A Glutton With Brains

"A gourmet is just a glutton with brains." Philip W. Haberman Jr.

Thursday, February 25, 2010

Brocolli and Caramelized Onion Tart

Last night I made a really good tart that I want to share with you. I got the idea from one of my favorite food blogs, smittenkitchen.com. She made a Cauliflower and Onion tart, originally from Bon Appetit, but I didn't have a few of the ingredients so I decided to improvise. Plus, J doesn't really like cauliflower so I didn't want to torture him with an entire tart full of it. Not to mention the giant bag of broccoli I bought at Costco last week that I needed to use. The smittenkitchen version also had some pretty fatty ingredients like whole cream and mascarpone. Mascarpone is of course delicious but since we are trying to eat better I decided to change that too. I really love the versatility of this recipe. You can change a lot about it and it's still very good. There is a recipe for a pie crust below but you can use your own just as easily. Plus, it lasts for a few days in the fridge. I had some for breakfast this morning. So I will share with you what I did but feel free to experiment with this recipe. Sorry I don't have pictures for this one, I made this before I decided to start the blog but I still thought it was worth sharing.

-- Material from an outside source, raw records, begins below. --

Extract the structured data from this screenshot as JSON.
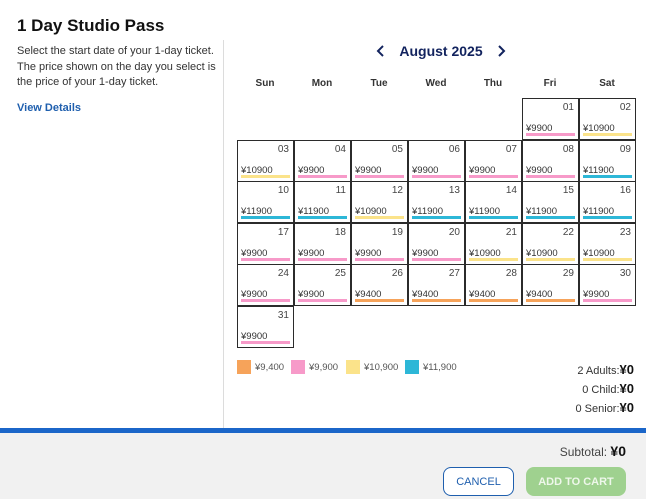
{
  "header": {
    "title": "1 Day Studio Pass",
    "description": "Select the start date of your 1-day ticket. The price shown on the day you select is the price of your 1-day ticket.",
    "view_details": "View Details"
  },
  "calendar": {
    "month_label": "August 2025",
    "weekdays": [
      "Sun",
      "Mon",
      "Tue",
      "Wed",
      "Thu",
      "Fri",
      "Sat"
    ],
    "first_weekday_index": 5,
    "days": [
      {
        "day": "01",
        "price": "¥9900",
        "tier": "9900"
      },
      {
        "day": "02",
        "price": "¥10900",
        "tier": "10900"
      },
      {
        "day": "03",
        "price": "¥10900",
        "tier": "10900"
      },
      {
        "day": "04",
        "price": "¥9900",
        "tier": "9900"
      },
      {
        "day": "05",
        "price": "¥9900",
        "tier": "9900"
      },
      {
        "day": "06",
        "price": "¥9900",
        "tier": "9900"
      },
      {
        "day": "07",
        "price": "¥9900",
        "tier": "9900"
      },
      {
        "day": "08",
        "price": "¥9900",
        "tier": "9900"
      },
      {
        "day": "09",
        "price": "¥11900",
        "tier": "11900"
      },
      {
        "day": "10",
        "price": "¥11900",
        "tier": "11900"
      },
      {
        "day": "11",
        "price": "¥11900",
        "tier": "11900"
      },
      {
        "day": "12",
        "price": "¥10900",
        "tier": "10900"
      },
      {
        "day": "13",
        "price": "¥11900",
        "tier": "11900"
      },
      {
        "day": "14",
        "price": "¥11900",
        "tier": "11900"
      },
      {
        "day": "15",
        "price": "¥11900",
        "tier": "11900"
      },
      {
        "day": "16",
        "price": "¥11900",
        "tier": "11900"
      },
      {
        "day": "17",
        "price": "¥9900",
        "tier": "9900"
      },
      {
        "day": "18",
        "price": "¥9900",
        "tier": "9900"
      },
      {
        "day": "19",
        "price": "¥9900",
        "tier": "9900"
      },
      {
        "day": "20",
        "price": "¥9900",
        "tier": "9900"
      },
      {
        "day": "21",
        "price": "¥10900",
        "tier": "10900"
      },
      {
        "day": "22",
        "price": "¥10900",
        "tier": "10900"
      },
      {
        "day": "23",
        "price": "¥10900",
        "tier": "10900"
      },
      {
        "day": "24",
        "price": "¥9900",
        "tier": "9900"
      },
      {
        "day": "25",
        "price": "¥9900",
        "tier": "9900"
      },
      {
        "day": "26",
        "price": "¥9400",
        "tier": "9400"
      },
      {
        "day": "27",
        "price": "¥9400",
        "tier": "9400"
      },
      {
        "day": "28",
        "price": "¥9400",
        "tier": "9400"
      },
      {
        "day": "29",
        "price": "¥9400",
        "tier": "9400"
      },
      {
        "day": "30",
        "price": "¥9900",
        "tier": "9900"
      },
      {
        "day": "31",
        "price": "¥9900",
        "tier": "9900"
      }
    ]
  },
  "tier_colors": {
    "9400": "#f6a35a",
    "9900": "#f79ac9",
    "10900": "#fbe38a",
    "11900": "#2db7d7"
  },
  "legend": [
    {
      "label": "¥9,400",
      "tier": "9400"
    },
    {
      "label": "¥9,900",
      "tier": "9900"
    },
    {
      "label": "¥10,900",
      "tier": "10900"
    },
    {
      "label": "¥11,900",
      "tier": "11900"
    }
  ],
  "counts": {
    "adults_label": "2 Adults:",
    "adults_value": "¥0",
    "child_label": "0 Child:",
    "child_value": "¥0",
    "senior_label": "0 Senior:",
    "senior_value": "¥0"
  },
  "footer": {
    "subtotal_label": "Subtotal:",
    "subtotal_value": "¥0",
    "cancel_label": "CANCEL",
    "add_to_cart_label": "ADD TO CART"
  }
}
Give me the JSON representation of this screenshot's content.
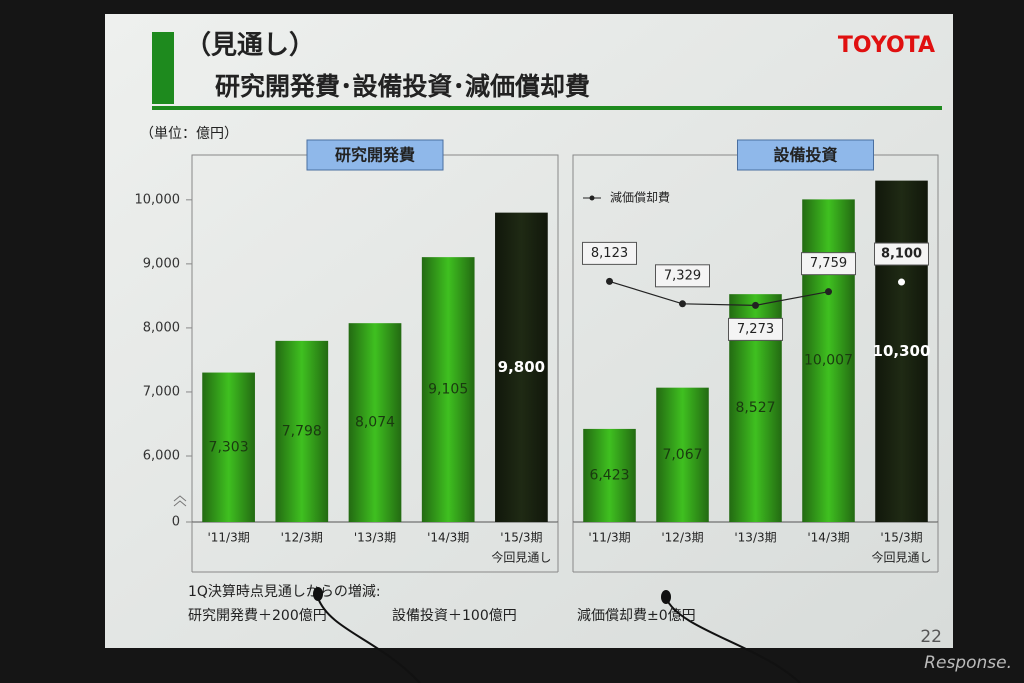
{
  "header": {
    "title": "（見通し）",
    "subtitle": "研究開発費･設備投資･減価償却費",
    "brand": "TOYOTA",
    "unit": "（単位：億円）"
  },
  "chart_data": [
    {
      "type": "bar",
      "title": "研究開発費",
      "categories": [
        "'11/3期",
        "'12/3期",
        "'13/3期",
        "'14/3期",
        "'15/3期"
      ],
      "forecast_label": "今回見通し",
      "values": [
        7303,
        7798,
        8074,
        9105,
        9800
      ],
      "value_labels": [
        "7,303",
        "7,798",
        "8,074",
        "9,105",
        "9,800"
      ],
      "colors": [
        "#3fc020",
        "#3fc020",
        "#3fc020",
        "#3fc020",
        "#1f2a14"
      ],
      "ylim": [
        0,
        10700
      ],
      "axis_break": [
        0,
        6000
      ],
      "yticks": [
        0,
        {
          "value": 6000,
          "label": "6,000"
        },
        {
          "value": 7000,
          "label": "7,000"
        },
        {
          "value": 8000,
          "label": "8,000"
        },
        {
          "value": 9000,
          "label": "9,000"
        },
        {
          "value": 10000,
          "label": "10,000"
        }
      ]
    },
    {
      "type": "bar",
      "categories": [
        "'11/3期",
        "'12/3期",
        "'13/3期",
        "'14/3期",
        "'15/3期"
      ],
      "forecast_label": "今回見通し",
      "ylim": [
        0,
        10700
      ],
      "axis_break": [
        0,
        6000
      ],
      "y2lim": [
        -400,
        12600
      ],
      "series": [
        {
          "name": "設備投資",
          "type": "bar",
          "colors": [
            "#3fc020",
            "#3fc020",
            "#3fc020",
            "#3fc020",
            "#1f2a14"
          ],
          "values": [
            6423,
            7067,
            8527,
            10007,
            10300
          ],
          "value_labels": [
            "6,423",
            "7,067",
            "8,527",
            "10,007",
            "10,300"
          ]
        },
        {
          "name": "減価償却費",
          "type": "line",
          "axis": "y2",
          "color": "#222",
          "values": [
            8123,
            7329,
            7273,
            7759,
            8100
          ],
          "value_labels": [
            "8,123",
            "7,329",
            "7,273",
            "7,759",
            "8,100"
          ],
          "label_positions": [
            "above",
            "above",
            "below",
            "above",
            "above"
          ]
        }
      ]
    }
  ],
  "notes": {
    "heading": "1Q決算時点見通しからの増減:",
    "items": [
      "研究開発費＋200億円",
      "設備投資＋100億円",
      "減価償却費±0億円"
    ]
  },
  "page_number": "22",
  "watermark": "Response."
}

1 lb of brocolli cut into 1-inch flowerets

4 1/2 tablespoons olive oil

1 refrigerated pie crust or a homemade tart shell (recipe below)


1 large onion, halved lenghtwise and thinly sliced

1 tablespoon Dijon mustard


2 large eggs


7- to 8- ounces (about half a container) of part skim ricotta

1/2 cup milk (I used 1%)

1/4 teaspoon ground white or black pepper

Pinch of ground nutmeg

1 cup grated Cheddar cheese

1/3 cup Pecorino Romano cheese (Parmesan would also work)

Position rack in center of oven and preheat oven to 425°F. Toss broccoli with 2 tablespoons olive oil in large bowl. Spread on rimmed baking sheet, sprinkle with salt and pepper and roast 10 minutes before turning florets over and roasting until brown and tender, another 5 minutes in my oven. Cool brocolli and sprinkle with salt, if using. Reduce temperature to 350°F.

If using store bought pie crust, press it onto the bottom and up the sides of a 9-inch diameter tart pan with removable bottom or pie pan. Line crust with foil, fill with pie weights (or dried beans) and bake 20 minutes. Remove foil and weights then bake until crust is golden, about 5 additionally minutes. Press crust back with the back of a fork if bubbles form. Cool crust and maintain oven temperature.

If using recipe below, reduce cooking time to 10 minutes with foil and weights and then an additional 5 minutes with foil and weights removed.

Heat remaining 1 1/2 tablespoon olive oil in a heavy large skillet over medium-low heat. Add onion, sprinkle with salt and pepper and cook until onion is a deep golden brown, stirring occasionally. This took me just shy of 30 minutes. Cool slightly.

Use a knife or brush to spread the bottom and sides of crust with mustard. Spread onion over crust. Arrange broccoli over the onion. Set the tart on a rimmed baking sheet (to protect against leaks). Whisk eggs, ricotta, cream and pepper in a medium bowl. Stir in Cheddar. Pour mixture over filling in tart pan, sprinkle with Pecorino. Bake until tart is golden and center is set, about 40 minutes. Transfer to rack and cool 15 minutes before serving.

Do ahead: Onions can be caramelized, dough can be parbaked (or rolled and pressed into pan, if homemade) and broccoli can be roasted a day ahead. Store a parbaked crust at room temperature, a rolled-out unbaked crust and cauliflower and onion in the fridge. Broccoli and onion should be kept in separate containers. Whole tart can be made and baked a day in advance, reheated in a low oven before serving.

A Great Savory Tart Shell
Adapted from Le Pain Quotidien,

1 1/4 cups flour


1 tablespoon plus 2 teaspoons cornstarch


1/4 teaspoon salt


6 tablespoons butter, diced


1 egg

In a large bowl, combine the flour, cornstarch and one-fourth teaspoon salt. Cut the butter in with a pastry blender, fork or two knives until it is in very tiny bits. Add one egg and mix with a fork until a dough forms. If this does not happen easily, toss it out onto a counter and knead it together. This dough is rather tough but with a little elbow grease, it does come together nicely. (Dough can also be made in a food processor, or as the original recipe suggests, in a stand mixer.

On a lightly floured surface, roll the dough out to a 12-inch circle. Place the dough in a 9-inch pie plate or tart pan and press to remove any air bubbles. Crimp the edges, and refrigerate for 30 minutes. Proceed with recipe above.